As part of its second year of conducting surveys with single-family offices (SFO) globally, Credit Suisse has launched the first-ever index to track the performance of this client segment, according to a statement.
The Credit Suisse SFO Index covers more than 300 family offices across Asia (179), Europe (97) and the Middle East (36) which are further categorized as small (less than $100 million), medium ($100-500 million) and large (more than $500 million) in size. In terms of assets, the index only covers bankable assets with the exclusion of others such as unlisted equities, direct real estate or collectibles.

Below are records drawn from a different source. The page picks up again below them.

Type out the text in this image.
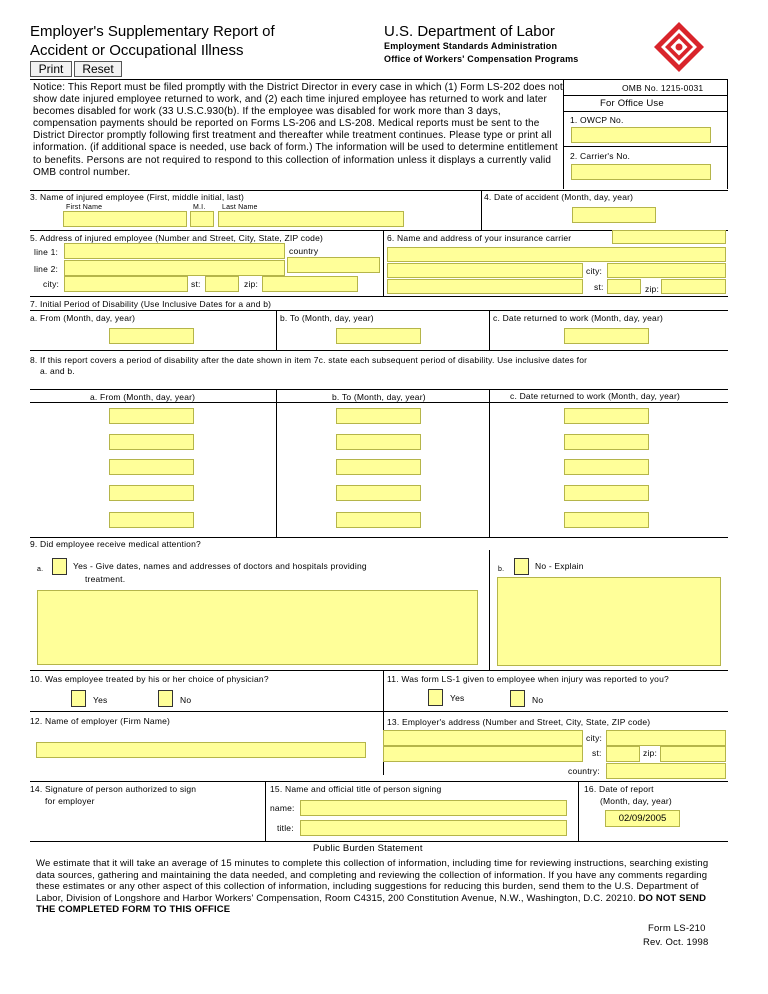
Employer's Supplementary Report of
Accident or Occupational Illness
Print	Reset
U.S. Department of Labor
Employment Standards Administration
Office of Workers' Compensation Programs
Notice: This Report must be filed promptly with the District Director in every case in which (1) Form LS-202 does not show date injured employee returned to work, and (2) each time injured employee has returned to work and later becomes disabled for work (33 U.S.C.930(b). If the employee was disabled for work more than 3 days, compensation payments should be reported on Forms LS-206 and LS-208. Medical reports must be sent to the District Director promptly following first treatment and thereafter while treatment continues. Please type or print all information. (if additional space is needed, use back of form.) The information will be used to determine entitlement to benefits. Persons are not required to respond to this collection of information unless it displays a currently valid OMB control number.
OMB No. 1215-0031
For Office Use
1. OWCP No.
2. Carrier's No.
3. Name of injured employee (First, middle initial, last)
First Name	M.I. Last Name
4. Date of accident (Month, day, year)
5. Address of injured employee (Number and Street, City, State, ZIP code)
line 1:	country
line 2:
city:	st:	zip:
6. Name and address of your insurance carrier
city:
st:	zip:
7. Initial Period of Disability (Use Inclusive Dates for a and b)
a. From (Month, day, year)	b. To (Month, day, year)	c. Date returned to work (Month, day, year)
8. If this report covers a period of disability after the date shown in item 7c. state each subsequent period of disability. Use inclusive dates for
a. and b.
a. From (Month, day, year)	b. To (Month, day, year)	c. Date returned to work (Month, day, year)
9. Did employee receive medical attention?
a.	Yes - Give dates, names and addresses of doctors and hospitals providing
treatment.
b.	No - Explain
10. Was employee treated by his or her choice of physician?
Yes	No
11. Was form LS-1 given to employee when injury was reported to you?
Yes	No
12. Name of employer (Firm Name)	13. Employer's address (Number and Street, City, State, ZIP code)
city:
st:	zip:
country:
14. Signature of person authorized to sign
for employer
15. Name and official title of person signing
name:
title:
16. Date of report
(Month, day, year)
02/09/2005
Public Burden Statement
We estimate that it will take an average of 15 minutes to complete this collection of information, including time for reviewing instructions, searching existing data sources, gathering and maintaining the data needed, and completing and reviewing the collection of information. If you have any comments regarding these estimates or any other aspect of this collection of information, including suggestions for reducing this burden, send them to the U.S. Department of Labor, Division of Longshore and Harbor Workers' Compensation, Room C4315, 200 Constitution Avenue, N.W., Washington, D.C. 20210. DO NOT SEND THE COMPLETED FORM TO THIS OFFICE
Form LS-210
Rev. Oct. 1998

«Despite the swelling number of single-family offices that we are witnessing in recent years, there isn’t any benchmark to reflect and compare investment performance across their peers,» said head of APAC wealth management Benjamin Cavalli, in a virtual briefing yesterday attended by finews.asia. «The Credit Suisse SFO Index is the first of its kind and it aims to be a gauge [...] building on a database of more than 325 custodians and a large number of active end-clients.»
Equity-Driven Losses
Year-to-date, SFOs from all regions have generated negative performance (-7.6 percent) with Asia outperforming at -6.6 percent compared to -8.1 percent in Europe and -11.8 percent in the Middle East.
The negative performance was primarily attributable to equity exposure which accounted for more than 47 percent of asset allocations and represented a loss of nearly 6.5 percent. Allocations were especially high amongst large family offices (62 percent), likely due to strategic holdings such as ownership of family businesses.
The top contributing asset class to positive performance in 2022 thus far is alternatives (+0.57 percent) which accounts for an average of 17 percent of portfolio allocations.
Portfolio Rotation
Amid an environment of growing uncertainty and rising interest rates, SFOs have taken two major measures in terms of asset allocation since the end of 2019.
The first was to cut fixed income exposure from over 40 percent of allocations to under 30 percent. The second was to increase allocation to equities and alternatives.
From end-2019 to end-June 2022, the index indicated that SFOs globally generated a positive performance of nearly 4.8 percent.